Part of the programme in-cludes a trip to Parliament, the High Court and various universities, with participants learning about how provinces, cities and countries structure themselves.
The initiative was started by the Cape Town Rotary Club and traditionally takes place in the first week of the winter holidays.
This year it was hosted by the Hoërskool Jan van Riebeeck in Gardens
“It’s a very diverse group and that is very important. They live in the same hostel, eat together, dance together and it hopefully builds bridges between our cultures,” said Oranjezicht resident Steven Boers, who is a member of the Cape Town Rotary Club.
Mr Boers said these kinds of programmes were more important than ever.
“We’ve got kids here of a high calibre, and many of them are real leaders in our society.”

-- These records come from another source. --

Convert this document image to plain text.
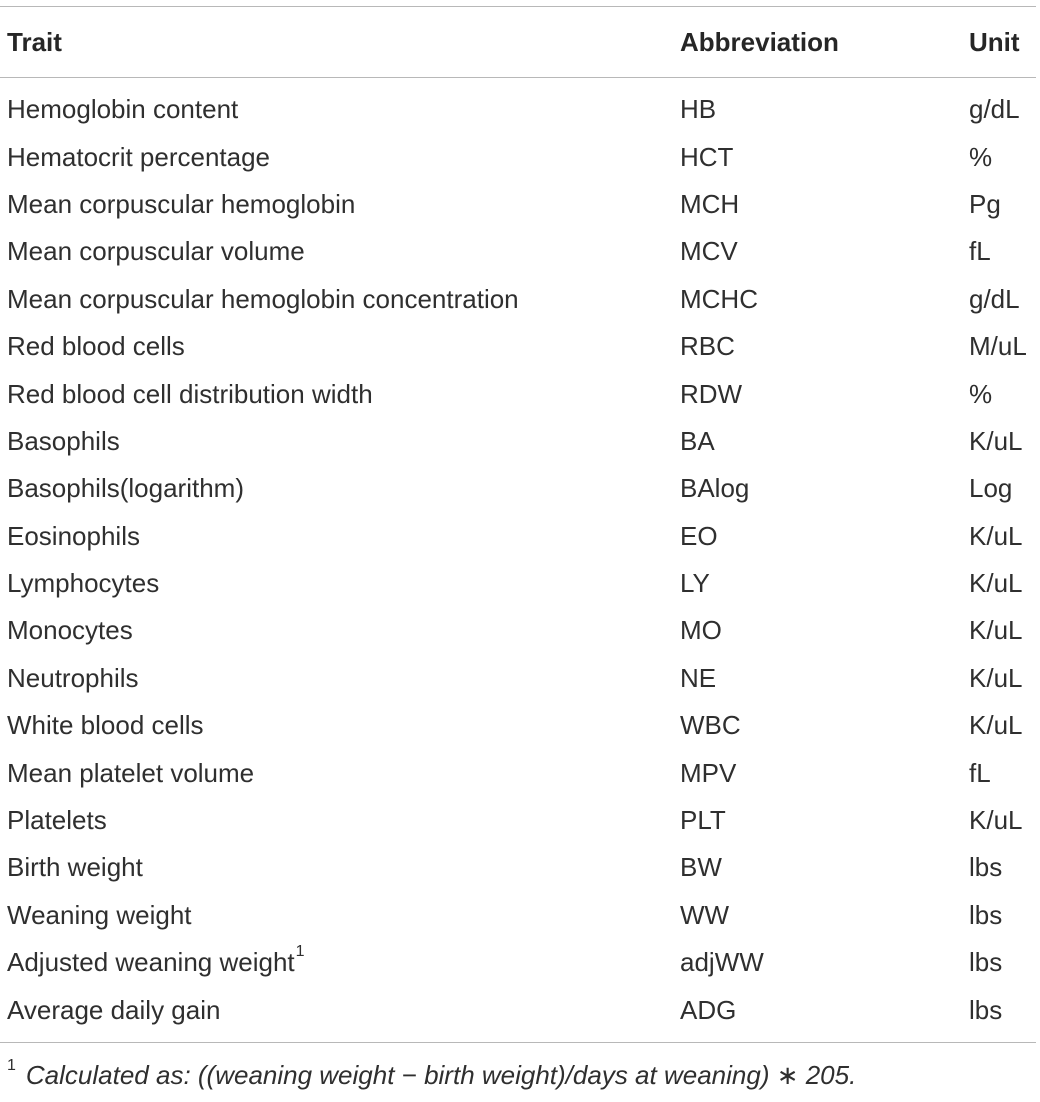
Trait	Abbreviation	Unit
Hemoglobin content	HB	g/dL
Hematocrit percentage	HCT	%
Mean corpuscular hemoglobin	MCH	Pg
Mean corpuscular volume	MCV	fL
Mean corpuscular hemoglobin concentration	MCHC	g/dL
Red blood cells	RBC	M/uL
Red blood cell distribution width	RDW	%
Basophils	BA	K/uL
Basophils(logarithm)	BAlog	Log
Eosinophils	EO	K/uL
Lymphocytes	LY	K/uL
Monocytes	MO	K/uL
Neutrophils	NE	K/uL
White blood cells	WBC	K/uL
Mean platelet volume	MPV	fL
Platelets	PLT	K/uL
Birth weight	BW	lbs
Weaning weight	WW	lbs
Adjusted weaning weight$^1$	adjWW	lbs
Average daily gain	ADG	lbs
$^1$ Calculated as: ((weaning weight − birth weight)/days at weaning) ∗ 205.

The programme, said Mr Boers, gave them a wide overview of how society functions.
“When we first got involved five years ago, there were 28 pupils and this year we have 52. It’s a handful,” joked Mr Boers.
Ms Walker welcomed the pupils at the Civic Centre at their lunch on Friday, encouraging them to pursue their goals, even if they wanted to become involved in politics one day.
“It’s an interesting place, and often people don’t realise what a complicated organisation it is that keeps the city running. All of this is sometimes taken for granted. These things require people who care about other people.”
She told the pupils that 27 000 people worked for the City of Cape Town in fields ranging from engineering to arts and culture and water maintenance. She impressed upon the pupils the importance of pursuing a career that interested them.
“There’s nothing that should stop you following your passion. If you don’t enjoy yourself, you won’t do your best.”
Ms Walker also stressed the importance of maintaining networks and friendships.
Lara Harris, a matric pupil at Wynberg Girls’ High School, said her highlights included an ice-breaking dance, a trip to Parliament and a tour through the historical Company’s Garden.
Reabetsoe Lesoetsa, who lives in Mossel Bay and is a Grade 11 pupil at Hillcrest Secondary School there, said his highlights included the visits to UWC and the naval base, and he had also enjoyed the group bonding sessions.
“Everybody has their own ideas, and we found out that some like to be leaders and some are good listeners. It helped us come to together.”